East Surrey Green Party

Surrey council asks for family support

Surrey County Council is to ask for more government funding for local authorities to intervene earlier in children’s services across the UK to plug the gaps created by the closure of the Sure Start Children’s Centres by the previous government.

This is the result of a Green motion proposed at the council meeting this morning (Tuesday 10th December). Council officers agreed to write to the government to ask for more money for preventative work with families.

The motion, put by Cllr Jonathan Essex (Green, Redhill East), also asked for the council to review the benefits of taking a broader preventative approach to children’s services and to come up with a new strategy for improving long-term outcomes for Surrey families. The latter could include investigating the potential for new community hubs to be created to extend support to young families and youth work across the county.

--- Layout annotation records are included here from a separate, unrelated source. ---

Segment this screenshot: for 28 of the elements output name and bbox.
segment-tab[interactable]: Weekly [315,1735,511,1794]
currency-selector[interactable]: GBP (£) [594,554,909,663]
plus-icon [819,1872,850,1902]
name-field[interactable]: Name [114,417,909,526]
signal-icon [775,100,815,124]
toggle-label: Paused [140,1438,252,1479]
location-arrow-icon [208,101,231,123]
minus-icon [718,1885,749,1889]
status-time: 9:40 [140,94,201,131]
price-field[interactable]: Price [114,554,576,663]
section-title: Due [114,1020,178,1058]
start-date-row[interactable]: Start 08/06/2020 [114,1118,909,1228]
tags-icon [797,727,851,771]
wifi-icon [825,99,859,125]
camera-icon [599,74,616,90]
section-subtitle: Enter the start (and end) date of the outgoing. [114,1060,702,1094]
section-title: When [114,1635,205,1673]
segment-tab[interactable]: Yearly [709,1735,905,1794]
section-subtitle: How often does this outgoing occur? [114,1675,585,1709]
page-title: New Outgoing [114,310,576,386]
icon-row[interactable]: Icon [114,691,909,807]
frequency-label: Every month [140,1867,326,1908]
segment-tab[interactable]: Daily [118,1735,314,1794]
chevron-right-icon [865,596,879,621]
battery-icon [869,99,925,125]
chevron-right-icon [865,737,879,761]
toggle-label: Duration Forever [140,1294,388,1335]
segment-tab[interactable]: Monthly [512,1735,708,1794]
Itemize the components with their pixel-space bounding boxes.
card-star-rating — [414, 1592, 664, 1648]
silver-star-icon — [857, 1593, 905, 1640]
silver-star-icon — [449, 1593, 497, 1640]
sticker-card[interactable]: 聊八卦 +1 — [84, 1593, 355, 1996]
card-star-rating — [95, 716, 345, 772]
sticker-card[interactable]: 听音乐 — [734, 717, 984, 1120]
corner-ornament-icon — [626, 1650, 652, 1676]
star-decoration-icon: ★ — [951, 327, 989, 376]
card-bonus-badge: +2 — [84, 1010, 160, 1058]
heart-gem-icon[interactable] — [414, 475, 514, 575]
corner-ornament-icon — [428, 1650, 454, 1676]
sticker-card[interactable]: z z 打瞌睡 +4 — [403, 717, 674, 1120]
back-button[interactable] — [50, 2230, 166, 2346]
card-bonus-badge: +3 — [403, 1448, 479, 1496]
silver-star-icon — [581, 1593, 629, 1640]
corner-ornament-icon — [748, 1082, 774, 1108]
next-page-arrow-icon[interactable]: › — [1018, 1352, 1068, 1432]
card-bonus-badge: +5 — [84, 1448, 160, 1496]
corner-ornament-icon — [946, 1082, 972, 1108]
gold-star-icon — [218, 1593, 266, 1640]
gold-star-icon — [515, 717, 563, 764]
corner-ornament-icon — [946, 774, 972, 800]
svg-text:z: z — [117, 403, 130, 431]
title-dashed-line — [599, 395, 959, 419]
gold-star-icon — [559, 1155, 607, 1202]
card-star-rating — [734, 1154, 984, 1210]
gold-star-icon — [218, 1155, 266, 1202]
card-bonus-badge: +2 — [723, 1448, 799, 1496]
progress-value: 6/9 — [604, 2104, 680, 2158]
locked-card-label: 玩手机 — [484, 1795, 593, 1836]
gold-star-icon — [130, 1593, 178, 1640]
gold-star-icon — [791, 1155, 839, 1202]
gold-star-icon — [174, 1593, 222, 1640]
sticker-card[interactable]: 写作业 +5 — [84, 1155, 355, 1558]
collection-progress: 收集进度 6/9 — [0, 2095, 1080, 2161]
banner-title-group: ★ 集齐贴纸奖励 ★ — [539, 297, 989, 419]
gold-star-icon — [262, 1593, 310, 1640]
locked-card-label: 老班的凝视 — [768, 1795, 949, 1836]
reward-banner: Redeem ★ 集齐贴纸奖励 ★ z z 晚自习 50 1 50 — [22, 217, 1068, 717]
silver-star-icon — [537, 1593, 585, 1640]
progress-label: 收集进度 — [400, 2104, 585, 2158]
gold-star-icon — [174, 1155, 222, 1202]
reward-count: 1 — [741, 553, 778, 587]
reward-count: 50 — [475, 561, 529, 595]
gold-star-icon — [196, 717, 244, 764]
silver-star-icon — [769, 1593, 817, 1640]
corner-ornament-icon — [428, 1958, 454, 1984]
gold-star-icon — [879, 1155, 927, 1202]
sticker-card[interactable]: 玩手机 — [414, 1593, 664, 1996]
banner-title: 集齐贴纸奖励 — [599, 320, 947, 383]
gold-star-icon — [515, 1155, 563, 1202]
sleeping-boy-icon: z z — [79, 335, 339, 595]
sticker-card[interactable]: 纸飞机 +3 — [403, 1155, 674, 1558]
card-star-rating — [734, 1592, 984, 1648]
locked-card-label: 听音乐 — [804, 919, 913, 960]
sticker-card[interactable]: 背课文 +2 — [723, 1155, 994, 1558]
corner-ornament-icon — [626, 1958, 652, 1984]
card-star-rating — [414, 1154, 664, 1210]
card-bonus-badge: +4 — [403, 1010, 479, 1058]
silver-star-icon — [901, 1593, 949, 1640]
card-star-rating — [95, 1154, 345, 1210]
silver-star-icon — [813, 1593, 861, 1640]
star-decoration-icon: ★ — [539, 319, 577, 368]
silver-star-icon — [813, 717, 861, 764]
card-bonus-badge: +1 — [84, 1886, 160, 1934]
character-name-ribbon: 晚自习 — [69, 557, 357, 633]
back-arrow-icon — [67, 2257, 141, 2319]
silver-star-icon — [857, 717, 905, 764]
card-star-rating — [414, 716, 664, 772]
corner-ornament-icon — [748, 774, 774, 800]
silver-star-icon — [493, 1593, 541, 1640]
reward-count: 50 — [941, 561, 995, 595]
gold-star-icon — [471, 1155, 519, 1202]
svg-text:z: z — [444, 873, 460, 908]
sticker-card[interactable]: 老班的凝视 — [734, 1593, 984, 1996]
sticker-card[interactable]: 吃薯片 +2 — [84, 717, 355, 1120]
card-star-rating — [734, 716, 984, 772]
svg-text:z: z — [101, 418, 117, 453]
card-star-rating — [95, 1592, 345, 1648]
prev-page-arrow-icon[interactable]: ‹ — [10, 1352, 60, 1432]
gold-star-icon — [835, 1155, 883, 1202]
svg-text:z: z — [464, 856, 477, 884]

Surrey’s 58 Sure Start centres, located within “pram-pushing” distance of Surrey neighbourhoods with greatest need for support, were replaced by 23 ‘family centres’ in 2017. The council stopped employing youth workers and placed reliance on delivery by community organisations at a similar time. Reduced funds are targeted to support individual families. While the number of children taken into care has reduced research suggests the reduced broader community support will have increased children needing additional support when starting school, and worsened the health and education outcomes of young people from the areas with the greatest needs.

Arguing at the meeting for more funding, Cllr Essex said that rising levels of child poverty made it a good time to restore the now proven benefits of Sure Start centres.

Cllr Essex said, “Living near Sure Start centres is known to have reduced childhood obesity, youth crime and the number of children needing support for special educational needs. Proximity to the centres also decreased child hospital admissions and improved exam results, especially among children from lower-income households and those from minority ethnic backgrounds.

“Spending on Sure Start Centres led to even greater savings for the education system, the NHS and the youth justice and social care systems. They reduced the number of Surrey children being left behind. Prevention works and we need more funding for prevention, to reduce the demand for children’s services later on.

“Surrey County Council’s current approach pays for less of the earlier group support that was in place when we had Sure Start centres, and what is provided varies across our communities. We need to make plans for how best to deliver better prevention across the whole of Surrey, leaving no child behind.”